The BJP should not forget Kargil and Kandahar. Even though these were its failures (intelligence failure and mishandling of a hijack) it could emerge without a stain from them because the BJP is also perceived to be "nationalist". Lapses in its nationalist credentials are treated as aberrations.

The Congress, despite being the original party of nationalism, has lost this label. It is also clear that the Manmohan Singh regime mishandled the Italian marines issue precisely because it felt handicapped by being perceived as being run by an Italian-born person. The Italian label has stuck to Sonia Gandhi despite her living as an Indian for decades. Perceptions linger despite our best efforts.

The bottomline is simple: If the Modi government wants to change perceptions about itself, it has to show a long-term commitment to it, and also be prepared to steadily abandon its base among sections of conservative Hindus. This is a tall order, for it means the party having to give up the bird in hand for two in the bush.
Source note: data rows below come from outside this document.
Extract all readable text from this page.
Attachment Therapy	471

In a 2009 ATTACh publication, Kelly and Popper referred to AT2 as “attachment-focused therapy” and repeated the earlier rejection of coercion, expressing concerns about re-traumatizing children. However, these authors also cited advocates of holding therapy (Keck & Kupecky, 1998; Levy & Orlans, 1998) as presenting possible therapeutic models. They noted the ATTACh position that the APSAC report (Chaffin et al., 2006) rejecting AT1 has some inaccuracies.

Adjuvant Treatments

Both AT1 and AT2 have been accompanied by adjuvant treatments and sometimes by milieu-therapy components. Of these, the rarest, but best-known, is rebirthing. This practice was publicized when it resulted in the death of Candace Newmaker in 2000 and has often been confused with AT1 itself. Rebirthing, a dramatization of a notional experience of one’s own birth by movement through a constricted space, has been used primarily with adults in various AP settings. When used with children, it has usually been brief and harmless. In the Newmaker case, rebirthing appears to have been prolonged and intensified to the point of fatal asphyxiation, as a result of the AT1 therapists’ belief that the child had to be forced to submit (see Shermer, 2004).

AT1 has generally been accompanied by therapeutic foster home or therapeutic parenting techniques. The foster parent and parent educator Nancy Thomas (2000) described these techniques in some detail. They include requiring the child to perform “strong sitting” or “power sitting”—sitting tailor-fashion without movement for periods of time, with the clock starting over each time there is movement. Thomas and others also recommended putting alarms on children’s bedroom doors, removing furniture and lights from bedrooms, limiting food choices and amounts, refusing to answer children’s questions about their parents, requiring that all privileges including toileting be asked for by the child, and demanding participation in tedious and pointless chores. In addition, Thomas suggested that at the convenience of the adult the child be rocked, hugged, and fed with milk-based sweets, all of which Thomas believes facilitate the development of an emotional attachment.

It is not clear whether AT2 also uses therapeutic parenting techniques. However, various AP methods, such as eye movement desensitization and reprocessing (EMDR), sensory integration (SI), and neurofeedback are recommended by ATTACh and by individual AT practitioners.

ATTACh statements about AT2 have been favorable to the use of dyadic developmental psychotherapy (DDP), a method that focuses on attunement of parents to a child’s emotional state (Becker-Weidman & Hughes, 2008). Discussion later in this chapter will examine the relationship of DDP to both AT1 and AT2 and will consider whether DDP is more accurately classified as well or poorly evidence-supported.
Just as Rahul Gandhi is not going to earn the "communal" Hindu vote by occasionally surfacing in Kedarnath and claiming he felt "fire-like" energy at the temple there, Modi is not going to be viewed as "secular" by talking in general about "sabka saath, sabka vikas", or even by meeting groups of Muslims here and there assuming them or fair treatment. It took him 10 years to wash off the 2002 stain, and even now it is not entirely gone.

Perceptions change only over the long-term, and they require hard work and a willingness to lose what you gain from your current perceptions. Is Modi ready for the hard slog?